Let me also reach out to the Prime Minister, who is currently doing the negotiating.
Brexit is about the future of our country and our vital interests. It is not about leadership squabbles or parliamentary posturing. If you deliver a deal that includes a customs union and no hard border in Ireland, if you protect jobs, people’s rights at work and environmental and consumer standards – then we will support that sensible deal. A deal that would be backed by most of the business world and trade unions too.
But if you can’t negotiate that deal then you need to make way for a party that can.
The conditions are similar – but not identical – to the six tests which Labour has used to determine that it will vote against May’s deal: ensuring a “strong and collaborative” future relationship with Brussels, delivering the “exact same benefits” of the single market and customs union, ensuring fair management of migration, defending workers rights and consumer protections, protecting national security, and delivering benefits across for the nations and regions.
If that bar sounds too high, that’s because it is: that the tests are unpassable is essentially their point. The same is true of the additional tests set by Corbyn today. There is no way May could pursue membership of a customs union without splitting the Conservative Party and ending up as the Tory Ramsay MacDonald. Brexiteers have reacted angrily to suggestions that Tory whips were hoping to pass a deal with opposition votes in the past.
The Labour leadership know all of this, and their positioning must be seen in that context. Nor, as their repeated demands for a general election underline, do they want to keep an ailing government in office, which approving its Brexit deal would do.

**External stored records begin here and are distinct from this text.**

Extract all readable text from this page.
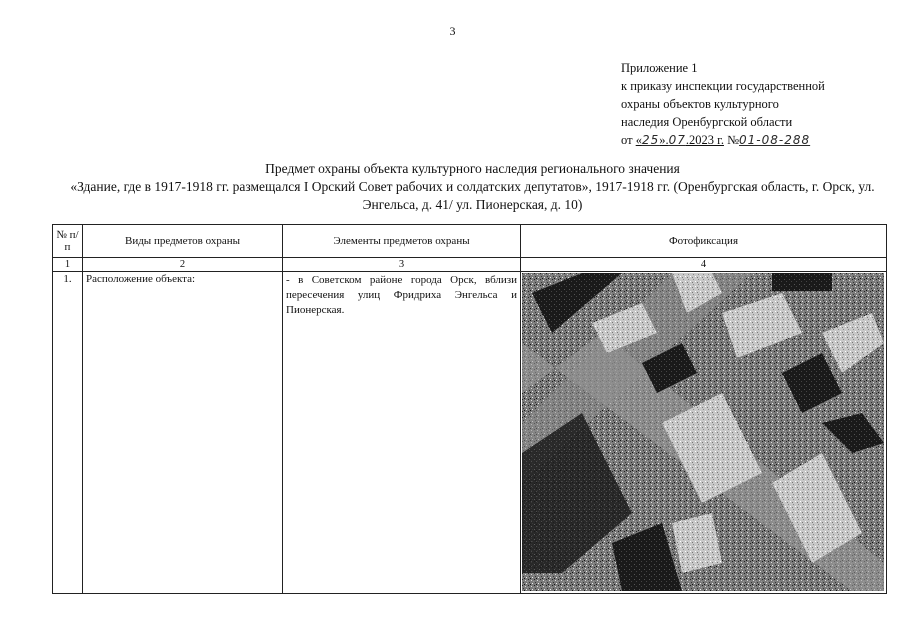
3
Приложение 1
к приказу инспекции государственной
охраны объектов культурного
наследия Оренбургской области
от «25».07.2023 г. №01-08-288
Предмет охраны объекта культурного наследия регионального значения
«Здание, где в 1917-1918 гг. размещался I Орский Совет рабочих и солдатских депутатов», 1917-1918 гг. (Оренбургская область, г. Орск, ул. Энгельса, д. 41/ ул. Пионерская, д. 10)
№ п/п	Виды предметов охраны	Элементы предметов охраны	Фотофиксация
1	2	3	4
1.	Расположение объекта:	- в Советском районе города Орск, вблизи пересечения улиц Фридриха Энгельса и Пионерская.	
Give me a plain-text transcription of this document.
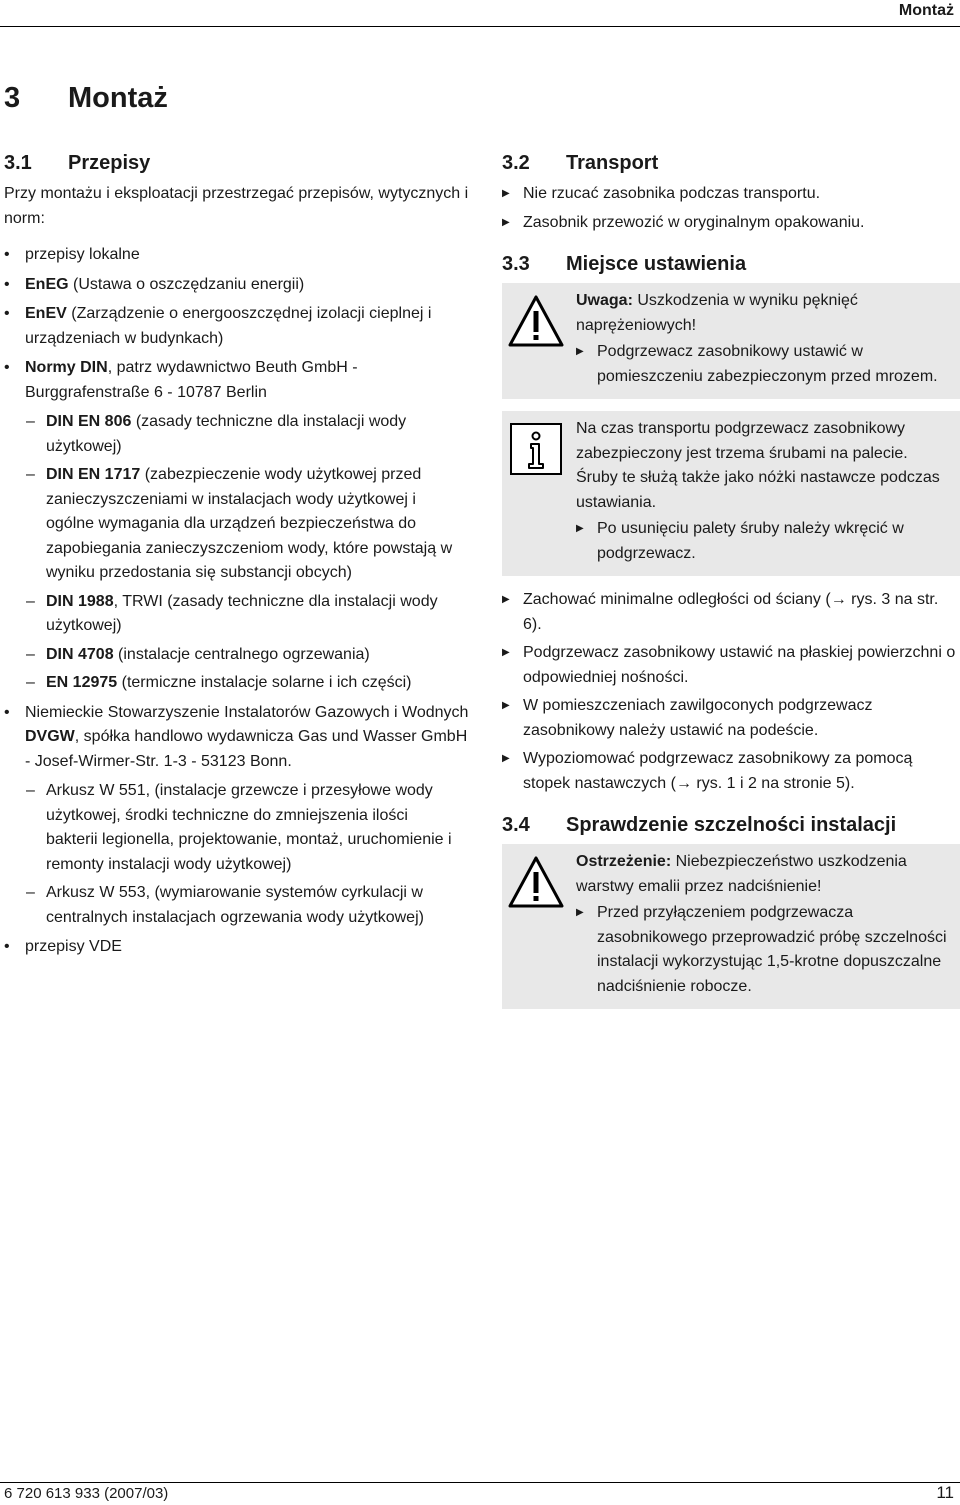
Montaż
3 Montaż
3.1 Przepisy

Przy montażu i eksploatacji przestrzegać przepisów, wytycznych i norm:

• przepisy lokalne
• EnEG (Ustawa o oszczędzaniu energii)
• EnEV (Zarządzenie o energooszczędnej izolacji cieplnej i urządzeniach w budynkach)
• Normy DIN, patrz wydawnictwo Beuth GmbH - Burggrafenstraße 6 - 10787 Berlin
– DIN EN 806 (zasady techniczne dla instalacji wody użytkowej)
– DIN EN 1717 (zabezpieczenie wody użytkowej przed zanieczyszczeniami w instalacjach wody użytkowej i ogólne wymagania dla urządzeń bezpieczeństwa do zapobiegania zanieczyszczeniom wody, które powstają w wyniku przedostania się substancji obcych)
– DIN 1988, TRWI (zasady techniczne dla instalacji wody użytkowej)
– DIN 4708 (instalacje centralnego ogrzewania)
– EN 12975 (termiczne instalacje solarne i ich części)
• Niemieckie Stowarzyszenie Instalatorów Gazowych i Wodnych DVGW, spółka handlowo wydawnicza Gas und Wasser GmbH - Josef-Wirmer-Str. 1-3 - 53123 Bonn.
– Arkusz W 551, (instalacje grzewcze i przesyłowe wody użytkowej, środki techniczne do zmniejszenia ilości bakterii legionella, projektowanie, montaż, uruchomienie i remonty instalacji wody użytkowej)
– Arkusz W 553, (wymiarowanie systemów cyrkulacji w centralnych instalacjach ogrzewania wody użytkowej)
• przepisy VDE
3.2 Transport
▶ Nie rzucać zasobnika podczas transportu.
▶ Zasobnik przewozić w oryginalnym opakowaniu.
3.3 Miejsce ustawienia

Uwaga: Uszkodzenia w wyniku pęknięć naprężeniowych!

▶ Podgrzewacz zasobnikowy ustawić w pomieszczeniu zabezpieczonym przed mrozem.

Na czas transportu podgrzewacz zasobnikowy zabezpieczony jest trzema śrubami na palecie. Śruby te służą także jako nóżki nastawcze podczas ustawiania.

▶ Po usunięciu palety śruby należy wkręcić w podgrzewacz.
▶ Zachować minimalne odległości od ściany (→ rys. 3 na str. 6).
▶ Podgrzewacz zasobnikowy ustawić na płaskiej powierzchni o odpowiedniej nośności.
▶ W pomieszczeniach zawilgoconych podgrzewacz zasobnikowy należy ustawić na podeście.
▶ Wypoziomować podgrzewacz zasobnikowy za pomocą stopek nastawczych (→ rys. 1 i 2 na stronie 5).
3.4 Sprawdzenie szczelności instalacji

Ostrzeżenie: Niebezpieczeństwo uszkodzenia warstwy emalii przez nadciśnienie!

▶ Przed przyłączeniem podgrzewacza zasobnikowego przeprowadzić próbę szczelności instalacji wykorzystując 1,5-krotne dopuszczalne nadciśnienie robocze.
6 720 613 933 (2007/03)	11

It has nonetheless been interpreted by some as a come-and-get-me-plea. George Osborne’s Evening Standard splashes on “Corbyn Offers May Deal On Brexit”. But those working in the leader’s office and within its Brexit team disagree. “The point of setting tests is you don’t look like a wrecker,” says a source close to Corbyn. Unless something radically changes, Theresa May is likely to fail them – and Labour is just as likely to vote against her.